Responsabilità Aggravata per il condomino che insiste nel chiedere la revoca dell’amministratore del condominio senza una valida ragione
Paga i danni chi chiede la revoca dell’amministratore di condominio senza motivo. È quanto si ricava dalla recente ordinanza n. 27326/2019, con cui la Cassazione ha respinto definitivamente il ricorso di una condomina, soccombente in primo e in secondo grado, confermando la condanna per responsabilità aggravata ex art. 96, 3° co., c.p.c.
La vicenda
Nella vicenda, la donna chiedeva al tribunale di Milano – tra l’altro – disporsi la revoca, ai sensi degli artt. 1129, n. 11, e 1131 cod. civ., dalla carica di amministratore del suo condominio in Milano.

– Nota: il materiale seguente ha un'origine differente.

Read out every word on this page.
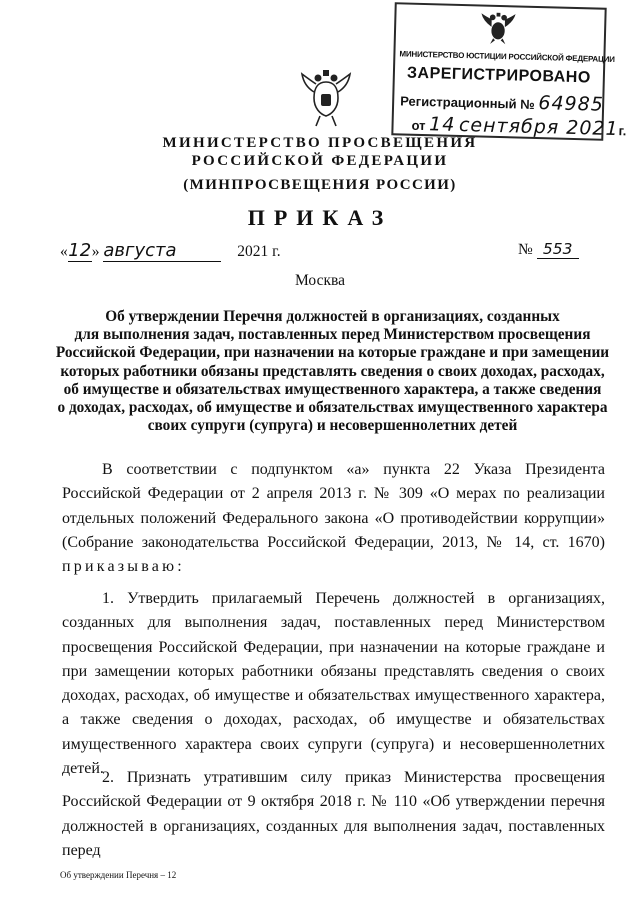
МИНИСТЕРСТВО ЮСТИЦИИ РОССИЙСКОЙ ФЕДЕРАЦИИ
ЗАРЕГИСТРИРОВАНО
Регистрационный № 64985
от 14 сентября 2021г.
МИНИСТЕРСТВО ПРОСВЕЩЕНИЯ
РОССИЙСКОЙ ФЕДЕРАЦИИ
(МИНПРОСВЕЩЕНИЯ РОССИИ)
ПРИКАЗ
«12» августа	2021 г.	№ 553
Москва
Об утверждении Перечня должностей в организациях, созданных
для выполнения задач, поставленных перед Министерством просвещения
Российской Федерации, при назначении на которые граждане и при замещении
которых работники обязаны представлять сведения о своих доходах, расходах,
об имуществе и обязательствах имущественного характера, а также сведения
о доходах, расходах, об имуществе и обязательствах имущественного характера
своих супруги (супруга) и несовершеннолетних детей
В соответствии с подпунктом «а» пункта 22 Указа Президента Российской Федерации от 2 апреля 2013 г. № 309 «О мерах по реализации отдельных положений Федерального закона «О противодействии коррупции» (Собрание законодательства Российской Федерации, 2013, № 14, ст. 1670) приказываю:
1. Утвердить прилагаемый Перечень должностей в организациях, созданных для выполнения задач, поставленных перед Министерством просвещения Российской Федерации, при назначении на которые граждане и при замещении которых работники обязаны представлять сведения о своих доходах, расходах, об имуществе и обязательствах имущественного характера, а также сведения о доходах, расходах, об имуществе и обязательствах имущественного характера своих супруги (супруга) и несовершеннолетних детей.
2. Признать утратившим силу приказ Министерства просвещения Российской Федерации от 9 октября 2018 г. № 110 «Об утверждении перечня должностей в организациях, созданных для выполнения задач, поставленных перед
Об утверждении Перечня – 12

Il tribunale, con decreto, rigettava il ricorso. Il successivo reclamo proposto dalla ricorrente, veniva altresì rigettato dalla corte d’appello meneghina, che condannava la donna a rimborsare le spese del procedimento alla controparte, nonché a pagare, mille euro, ai sensi dell’art. 96, 3° co., c.p.c.
La Corte evidenziava, infatti, la colpa della condòmina, che ha insistito nel proporre il reclamo nonostante la decisione di primo grado fosse da considerarsi “del tutto coerente con le risultanze probatorie”.
La donna non ci sta e adisce la Cassazione, deducendo il difetto dei presupposti della malafede o della colpa grave necessari ai fini della condanna per responsabilità aggravata ex art. 96, 3° co., c.p.c.
La decisione
Gli Ermellini però respingono il ricorso. E rappresentano, innanzitutto, che in materia di responsabilità aggravata ex art. 96 c.p.c., “ai fini della condanna al risarcimento dei danni, l’accertamento dei requisiti costituiti dall’aver agito o resistito in giudizio con mala fede o colpa grave ovvero dal difetto della normale prudenza, implica un apprezzamento di fatto non censurabile in sede di legittimità”.
Anche volendo analizzare la questione, come richiesto dalla donna, sotto il profilo della ragionevolezza, secondo la Cassazione, l’iter motivazionale che sorregge il dictum della corte di merito risulta “in toto ineccepibile ed assolutamente congruo e esaustivo”. Ed erra quindi la ricorrente a sostenere che la corte milanese avrebbe fondato la condanna ex art. 96, 3° co., c.p.c., “su un comportamento ipotetico e non attuale”.
La responsabilità aggravata
Da piazza Cavour, infine, ribadiscono, i principi affermati dalle SS.UU. (con sentenza n. 9912/2018), secondo cui “la responsabilità aggravata ai sensi dell’art. 96, 3° co., c.p.c., a differenza di quella di cui ai primi due commi della medesima norma, non richiede la domanda di parte né la prova del danno, ma esige pur sempre, sul piano soggettivo, la mala fede o la colpa grave della parte soccombente, sussistente nell’ipotesi di violazione del grado minimo di diligenza che consente di avvertire facilmente l’infondatezza o l’inammissibilità della propria domanda, non essendo sufficiente la mera infondatezza, anche manifesta, delle tesi prospettate”. Peraltro, sia la mala fede che la colpa grave “devono coinvolgere l’esercizio dell’azione processuale nel suo complesso, cosicché possa considerarsi meritevole di sanzione l’abuso dello strumento processuale in sé, anche a prescindere dal danno procurato alla controparte e da una sua richiesta, come nel caso di pretestuosità dell’azione per contrarietà al diritto vivente ed alla giurisprudenza consolidata, ovvero per la manifesta inconsistenza giuridica o la palese e strumentale infondatezza dei motivi di impugnazione”.
Per cui, ricorso rigettato e condomina condannata a pagare anche l’ulteriore contributo unificato e le spese processuali.